Muitas mostram a medicina em seu pior lado, arrogante e insensível. Alguns estudantes colocavam o cadáver como se fosse um dos rapazes – chapéu na cabeça, boca formando um sorriso, punho de esqueleto agarrando um leque de cartas de baralho. Numa foto de 1905, um estudante careca totalmente vestido aparece deitado sobre a mesa de dissecção. Enquanto isso, seis cadáveres esfolados estão escorados em posição de pé à sua volta, supostamente se preparando para cortar. O fotógrafo teve o trabalho de adquirir os direitos autorais dessa foto, intitulada “O sonho de um estudante”.

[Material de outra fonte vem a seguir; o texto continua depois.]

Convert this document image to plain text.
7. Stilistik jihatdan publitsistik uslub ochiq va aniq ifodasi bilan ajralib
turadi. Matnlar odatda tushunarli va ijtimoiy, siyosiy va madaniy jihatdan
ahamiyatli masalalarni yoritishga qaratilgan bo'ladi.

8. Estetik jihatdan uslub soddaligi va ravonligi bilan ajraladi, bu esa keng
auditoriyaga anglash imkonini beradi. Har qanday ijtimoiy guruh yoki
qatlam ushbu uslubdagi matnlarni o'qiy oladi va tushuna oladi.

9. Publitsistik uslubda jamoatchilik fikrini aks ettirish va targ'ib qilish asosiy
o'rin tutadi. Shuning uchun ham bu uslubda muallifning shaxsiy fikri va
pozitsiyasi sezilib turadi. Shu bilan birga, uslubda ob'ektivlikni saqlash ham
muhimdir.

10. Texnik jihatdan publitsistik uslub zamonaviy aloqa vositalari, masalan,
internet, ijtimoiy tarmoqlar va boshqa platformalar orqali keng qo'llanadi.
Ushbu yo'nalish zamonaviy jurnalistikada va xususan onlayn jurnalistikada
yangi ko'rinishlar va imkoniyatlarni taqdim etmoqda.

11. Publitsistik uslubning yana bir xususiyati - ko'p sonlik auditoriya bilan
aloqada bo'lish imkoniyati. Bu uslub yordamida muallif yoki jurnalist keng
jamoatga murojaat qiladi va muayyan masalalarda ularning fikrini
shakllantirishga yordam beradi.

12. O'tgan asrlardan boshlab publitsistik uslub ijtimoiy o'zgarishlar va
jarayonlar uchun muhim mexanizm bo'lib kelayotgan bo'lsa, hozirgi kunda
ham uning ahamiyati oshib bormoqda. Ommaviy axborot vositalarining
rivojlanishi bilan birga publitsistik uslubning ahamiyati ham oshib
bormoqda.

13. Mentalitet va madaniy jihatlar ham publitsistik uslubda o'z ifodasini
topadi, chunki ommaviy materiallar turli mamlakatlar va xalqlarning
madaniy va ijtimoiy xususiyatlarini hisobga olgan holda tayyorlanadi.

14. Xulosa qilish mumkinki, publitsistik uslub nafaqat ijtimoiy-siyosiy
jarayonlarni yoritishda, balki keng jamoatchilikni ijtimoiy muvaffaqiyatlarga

Mas o outro lado da medicina também é visível aqui. Para uma imagem assombrada de tudo que o livro aspirou a ser, pouco poderia ultrapassar uma de suas últimas fotografias, tirada em 1950 numa faculdade não identificada. Quatro jovens estão agrupados ao redor da ponta de uma mesa, olhando para baixo em direção ao rosto de seu cadáver eviscerado. O fotógrafo criou a ilusão de que o corpo descansa, ao estilo Pietá, em seus colos; a luz ilumina seus cabelos. Esqueça as grandes quantidades de prosa elevada que foram gastas sobre a arte e a ciência da medicina ao longo dos séculos: apenas uma olhada nesta foto, e você compreende o significado de tudo.